Camera calibration with known rotation, Jan-Michael Frahm
Jan-Michael's picture
Jan-Michael Frahm
Research Assistant Professor
Department of Computer Science
University of North Carolina at Chapel Hill

Tel: (919) 962 1703
Fax: (919) 962 1699

Markerless Augmented Reality

The subject of augmented reality is to insert virtual objects into real scenes. We developed a system for high quality markerless augmented reality with realistic direct illumination of the virtual objects. The lights of the scene are localized and are used for direct illumination of the virtual object placed in the scene. Our method keeps the augmented scene unaffected to overcome the limitations of many systems, which require markers or additional equipment in the scene to reconstruct illumination.

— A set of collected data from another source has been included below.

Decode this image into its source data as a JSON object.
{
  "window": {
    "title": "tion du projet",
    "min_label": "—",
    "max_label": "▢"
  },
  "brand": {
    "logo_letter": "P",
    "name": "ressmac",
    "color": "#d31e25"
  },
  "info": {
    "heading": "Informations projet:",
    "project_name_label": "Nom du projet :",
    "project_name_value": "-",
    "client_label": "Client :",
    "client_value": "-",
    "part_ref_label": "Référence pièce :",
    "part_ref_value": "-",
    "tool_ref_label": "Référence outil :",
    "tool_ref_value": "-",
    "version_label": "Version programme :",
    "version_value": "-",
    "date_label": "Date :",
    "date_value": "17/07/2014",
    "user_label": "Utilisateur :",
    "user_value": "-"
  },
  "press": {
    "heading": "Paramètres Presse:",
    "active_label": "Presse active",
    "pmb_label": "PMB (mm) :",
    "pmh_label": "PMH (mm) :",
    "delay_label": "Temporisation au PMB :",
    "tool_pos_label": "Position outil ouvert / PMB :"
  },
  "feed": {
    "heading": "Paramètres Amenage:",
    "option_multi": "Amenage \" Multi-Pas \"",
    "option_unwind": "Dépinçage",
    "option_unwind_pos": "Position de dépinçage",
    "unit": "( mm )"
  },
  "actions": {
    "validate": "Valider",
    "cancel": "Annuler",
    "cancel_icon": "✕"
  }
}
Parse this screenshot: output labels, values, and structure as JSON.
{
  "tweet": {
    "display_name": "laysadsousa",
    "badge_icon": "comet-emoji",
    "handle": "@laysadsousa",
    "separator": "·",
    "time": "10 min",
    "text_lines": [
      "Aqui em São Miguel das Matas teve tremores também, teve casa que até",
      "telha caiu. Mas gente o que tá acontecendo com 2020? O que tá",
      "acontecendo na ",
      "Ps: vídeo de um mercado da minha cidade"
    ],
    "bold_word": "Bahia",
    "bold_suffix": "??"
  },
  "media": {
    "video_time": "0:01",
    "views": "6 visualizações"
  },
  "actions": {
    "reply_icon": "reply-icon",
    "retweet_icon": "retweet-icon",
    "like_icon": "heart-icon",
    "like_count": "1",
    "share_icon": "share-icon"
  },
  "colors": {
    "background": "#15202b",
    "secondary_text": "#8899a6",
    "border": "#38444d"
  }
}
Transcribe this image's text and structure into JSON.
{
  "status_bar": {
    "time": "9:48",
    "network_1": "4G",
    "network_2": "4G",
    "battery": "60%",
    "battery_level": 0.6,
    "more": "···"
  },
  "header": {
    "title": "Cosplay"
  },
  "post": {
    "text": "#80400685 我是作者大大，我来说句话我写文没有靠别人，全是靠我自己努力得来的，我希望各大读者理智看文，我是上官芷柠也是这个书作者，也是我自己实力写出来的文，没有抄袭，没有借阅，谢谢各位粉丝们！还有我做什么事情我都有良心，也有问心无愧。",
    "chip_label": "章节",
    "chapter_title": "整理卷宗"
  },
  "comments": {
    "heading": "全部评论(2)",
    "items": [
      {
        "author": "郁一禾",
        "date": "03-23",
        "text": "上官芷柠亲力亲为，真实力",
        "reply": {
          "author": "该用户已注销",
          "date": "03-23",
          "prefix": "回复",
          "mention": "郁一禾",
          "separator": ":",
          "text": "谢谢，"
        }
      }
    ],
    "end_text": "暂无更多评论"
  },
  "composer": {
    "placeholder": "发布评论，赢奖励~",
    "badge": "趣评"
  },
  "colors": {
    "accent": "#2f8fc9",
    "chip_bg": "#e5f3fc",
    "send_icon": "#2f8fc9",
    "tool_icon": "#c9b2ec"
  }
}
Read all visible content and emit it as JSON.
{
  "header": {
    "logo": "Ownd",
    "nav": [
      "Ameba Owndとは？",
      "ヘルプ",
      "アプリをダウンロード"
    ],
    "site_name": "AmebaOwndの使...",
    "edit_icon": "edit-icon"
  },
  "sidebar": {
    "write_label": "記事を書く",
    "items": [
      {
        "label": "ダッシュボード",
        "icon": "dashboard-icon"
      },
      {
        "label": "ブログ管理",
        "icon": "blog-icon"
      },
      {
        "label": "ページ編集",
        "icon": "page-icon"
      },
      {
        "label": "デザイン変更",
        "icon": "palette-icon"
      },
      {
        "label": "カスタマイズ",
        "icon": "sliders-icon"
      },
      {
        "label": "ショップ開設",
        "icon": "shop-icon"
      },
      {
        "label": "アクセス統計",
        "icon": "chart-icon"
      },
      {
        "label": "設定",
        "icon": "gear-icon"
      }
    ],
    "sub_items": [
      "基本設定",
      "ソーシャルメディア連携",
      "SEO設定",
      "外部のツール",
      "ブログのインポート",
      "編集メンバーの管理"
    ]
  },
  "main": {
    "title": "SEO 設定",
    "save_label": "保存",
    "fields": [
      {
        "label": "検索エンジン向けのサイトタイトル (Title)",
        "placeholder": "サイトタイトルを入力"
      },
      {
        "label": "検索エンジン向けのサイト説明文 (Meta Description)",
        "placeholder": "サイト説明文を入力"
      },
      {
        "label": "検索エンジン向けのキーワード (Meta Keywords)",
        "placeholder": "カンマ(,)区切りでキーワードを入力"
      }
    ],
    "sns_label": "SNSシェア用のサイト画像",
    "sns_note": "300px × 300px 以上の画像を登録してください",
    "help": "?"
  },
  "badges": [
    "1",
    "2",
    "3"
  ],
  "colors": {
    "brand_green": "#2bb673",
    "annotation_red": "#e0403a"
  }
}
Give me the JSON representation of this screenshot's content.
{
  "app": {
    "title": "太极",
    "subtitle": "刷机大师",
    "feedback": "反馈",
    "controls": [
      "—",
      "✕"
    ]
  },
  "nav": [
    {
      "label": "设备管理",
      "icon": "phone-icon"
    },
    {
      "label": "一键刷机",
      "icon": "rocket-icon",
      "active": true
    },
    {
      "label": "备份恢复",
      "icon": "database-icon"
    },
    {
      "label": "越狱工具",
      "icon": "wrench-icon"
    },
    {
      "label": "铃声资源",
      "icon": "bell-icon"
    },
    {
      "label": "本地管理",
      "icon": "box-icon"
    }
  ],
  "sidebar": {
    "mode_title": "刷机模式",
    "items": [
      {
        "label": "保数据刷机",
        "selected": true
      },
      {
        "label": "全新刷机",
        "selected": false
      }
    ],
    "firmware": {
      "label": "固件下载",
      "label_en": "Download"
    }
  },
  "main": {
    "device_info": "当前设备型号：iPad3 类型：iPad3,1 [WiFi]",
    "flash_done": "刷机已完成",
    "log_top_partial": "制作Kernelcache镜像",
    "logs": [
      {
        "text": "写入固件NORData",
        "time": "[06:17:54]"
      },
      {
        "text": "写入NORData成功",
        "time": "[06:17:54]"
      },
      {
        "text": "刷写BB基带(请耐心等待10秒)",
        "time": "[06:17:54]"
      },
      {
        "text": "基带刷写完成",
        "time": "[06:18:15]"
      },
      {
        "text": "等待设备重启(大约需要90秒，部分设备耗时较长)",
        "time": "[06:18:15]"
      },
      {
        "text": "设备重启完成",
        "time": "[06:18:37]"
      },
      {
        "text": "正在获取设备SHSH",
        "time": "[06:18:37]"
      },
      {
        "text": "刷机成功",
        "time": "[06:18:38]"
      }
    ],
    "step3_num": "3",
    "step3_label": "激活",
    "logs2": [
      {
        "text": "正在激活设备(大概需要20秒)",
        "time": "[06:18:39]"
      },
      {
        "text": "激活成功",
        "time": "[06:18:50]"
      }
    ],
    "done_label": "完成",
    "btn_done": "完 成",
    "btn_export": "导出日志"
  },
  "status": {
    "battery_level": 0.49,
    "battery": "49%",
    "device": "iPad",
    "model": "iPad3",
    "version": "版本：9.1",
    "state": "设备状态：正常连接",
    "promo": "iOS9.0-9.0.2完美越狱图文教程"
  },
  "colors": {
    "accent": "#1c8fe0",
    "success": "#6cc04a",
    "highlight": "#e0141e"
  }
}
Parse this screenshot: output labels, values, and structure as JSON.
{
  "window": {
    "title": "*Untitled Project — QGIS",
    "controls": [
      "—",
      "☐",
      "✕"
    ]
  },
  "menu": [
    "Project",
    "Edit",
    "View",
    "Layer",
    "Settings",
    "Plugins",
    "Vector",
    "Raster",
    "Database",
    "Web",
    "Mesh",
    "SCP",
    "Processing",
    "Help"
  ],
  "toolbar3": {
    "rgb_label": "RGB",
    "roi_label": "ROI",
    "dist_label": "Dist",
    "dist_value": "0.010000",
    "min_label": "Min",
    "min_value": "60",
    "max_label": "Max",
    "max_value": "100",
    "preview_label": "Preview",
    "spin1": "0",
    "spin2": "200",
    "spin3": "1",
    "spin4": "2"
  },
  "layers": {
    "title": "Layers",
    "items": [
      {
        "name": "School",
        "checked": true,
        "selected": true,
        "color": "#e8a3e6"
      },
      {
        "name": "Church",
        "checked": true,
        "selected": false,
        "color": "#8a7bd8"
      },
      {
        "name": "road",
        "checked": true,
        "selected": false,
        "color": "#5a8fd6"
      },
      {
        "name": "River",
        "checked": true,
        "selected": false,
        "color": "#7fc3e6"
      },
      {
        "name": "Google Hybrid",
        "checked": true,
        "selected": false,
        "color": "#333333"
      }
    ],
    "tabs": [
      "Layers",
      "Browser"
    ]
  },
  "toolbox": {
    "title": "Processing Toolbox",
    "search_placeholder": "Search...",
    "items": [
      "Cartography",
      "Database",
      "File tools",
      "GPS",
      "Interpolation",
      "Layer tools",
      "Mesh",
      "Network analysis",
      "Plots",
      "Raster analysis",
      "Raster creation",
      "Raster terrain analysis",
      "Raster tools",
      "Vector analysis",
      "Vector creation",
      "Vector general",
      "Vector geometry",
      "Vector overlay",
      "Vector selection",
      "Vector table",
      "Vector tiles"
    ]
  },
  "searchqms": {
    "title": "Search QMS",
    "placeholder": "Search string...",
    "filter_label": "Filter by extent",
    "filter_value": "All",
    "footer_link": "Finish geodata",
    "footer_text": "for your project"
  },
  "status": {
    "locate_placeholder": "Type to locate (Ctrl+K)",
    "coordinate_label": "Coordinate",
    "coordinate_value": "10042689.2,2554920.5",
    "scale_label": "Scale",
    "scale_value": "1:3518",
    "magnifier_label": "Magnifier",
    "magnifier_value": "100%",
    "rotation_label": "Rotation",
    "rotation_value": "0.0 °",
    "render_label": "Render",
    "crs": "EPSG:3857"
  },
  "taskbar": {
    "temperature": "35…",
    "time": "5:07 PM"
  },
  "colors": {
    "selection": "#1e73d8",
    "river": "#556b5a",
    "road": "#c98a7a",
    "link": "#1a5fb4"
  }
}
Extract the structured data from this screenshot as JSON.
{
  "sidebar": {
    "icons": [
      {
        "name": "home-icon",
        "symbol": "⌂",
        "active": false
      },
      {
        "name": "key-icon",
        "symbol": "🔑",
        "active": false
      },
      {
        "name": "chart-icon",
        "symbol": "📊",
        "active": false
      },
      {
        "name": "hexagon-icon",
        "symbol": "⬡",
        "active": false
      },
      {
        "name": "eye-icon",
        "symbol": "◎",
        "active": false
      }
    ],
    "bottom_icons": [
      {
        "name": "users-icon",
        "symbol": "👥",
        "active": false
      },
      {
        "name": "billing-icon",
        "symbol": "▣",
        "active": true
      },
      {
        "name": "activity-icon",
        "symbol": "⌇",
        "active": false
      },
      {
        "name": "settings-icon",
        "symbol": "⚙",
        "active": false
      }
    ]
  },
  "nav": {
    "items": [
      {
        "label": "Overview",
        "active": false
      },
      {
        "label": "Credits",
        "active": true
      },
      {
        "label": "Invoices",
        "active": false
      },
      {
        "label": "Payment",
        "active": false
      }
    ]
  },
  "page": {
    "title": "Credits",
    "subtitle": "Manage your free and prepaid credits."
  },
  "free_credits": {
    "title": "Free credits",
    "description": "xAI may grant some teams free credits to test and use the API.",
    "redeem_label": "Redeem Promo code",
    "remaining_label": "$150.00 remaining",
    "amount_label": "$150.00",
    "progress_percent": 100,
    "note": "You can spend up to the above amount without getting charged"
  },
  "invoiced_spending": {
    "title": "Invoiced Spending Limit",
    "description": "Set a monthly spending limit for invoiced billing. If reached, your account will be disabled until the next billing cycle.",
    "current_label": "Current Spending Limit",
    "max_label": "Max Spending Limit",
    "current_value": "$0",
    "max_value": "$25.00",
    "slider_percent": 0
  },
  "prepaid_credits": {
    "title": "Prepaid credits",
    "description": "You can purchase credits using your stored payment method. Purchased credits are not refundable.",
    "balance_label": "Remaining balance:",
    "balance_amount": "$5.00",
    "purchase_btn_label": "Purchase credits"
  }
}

Short description of the markerless augmented reality system

Realistic illumination of virtual objects placed in real scenes and observed by a moving camera is one of the important challenges of an augmented reality system. It is in particular difficult, if the scene has to remain unaffected like for augmented TV productions. There it is often not possible to place additional equipment within the scene, because the augmentation pops up only for a short time. Before and after that time slot it is unacceptable to have any additional devices like markers or mirror spheres in view. The proposed approach computes a realistic illumination by observing the whole scene and its surrounding environment with a two camera system consisting of a TV-camera and a fish-eye camera. The TV-camera is used for camera pose estimation and the fish-eye camera is employed to localize the light sources.

In the field of augmented reality it is required to have reliable tracks of the camera poses during the recording. Our system achieves this without placing markers in the field of view of the camera in contrast to most of the current systems do. We use a two camera system as shown in figure 1. It consists of a TV-camera, which captures the images used for the augmentation, and a fish-eye camera capturing the scene and the surrounding environment (whole studio).
image of the used two camera system
figure 1: image of the used two camera system

Applying structure from motion algorithms from computer vision to the images of both cameras allows computation of the camera pose without any markers in the scene. It identifies 3D interest points and computes their positions (see figure 2). From these 3D interest points the camera position is estimated and afterwards the camera calibration is determined.
cameras and 3D point cloud
figure 2: cameras and 3D interest point cloud

We run a reconstruction on some image sequences captured by the TV-camera and the fish-eye camera before the show. It delivers 3D interest scene points for both cameras. These two independent reconstructions are afterwards aligned automatically to each other. The aligned cameras are shown in figure 3.
aligned cameras
figure 3: aligned TV-cameras and fisheye-cameras

One of the major limitations of the structure from motion algorithms is, that the reconstructed 3D point positions and also the camera poses are scaled, rotated and translated against the real world, which makes it difficult to place virtual objects into the scene beforehand. Our proposed system overcomes this limitation by capturing the scene beforehand, which establishes a coordinate system for the scene which can be recovered by employing the same 3D interest scene points later. It can be seen as a ``learning'' of the scene structure and it is employed to place virtual objects in the scene.

For the shadow computation of the virtual objects, segmented scene planes are used by our technique. A shadow map is created by rendering the scene with the segmented scene plane. This shadow map is used afterwards as an alpha texture for the scene plane during the augmentation.

The fish-eye camera is exploited to detect the light sources of the scene. The estimated light sources are transferred from the fish-eye coordinate system into the coordinate frame of the TV-camera by applying the transformation between both reconstructions. This enables a direct illumination for the virtual object placed in the coordinate system of TV-camera.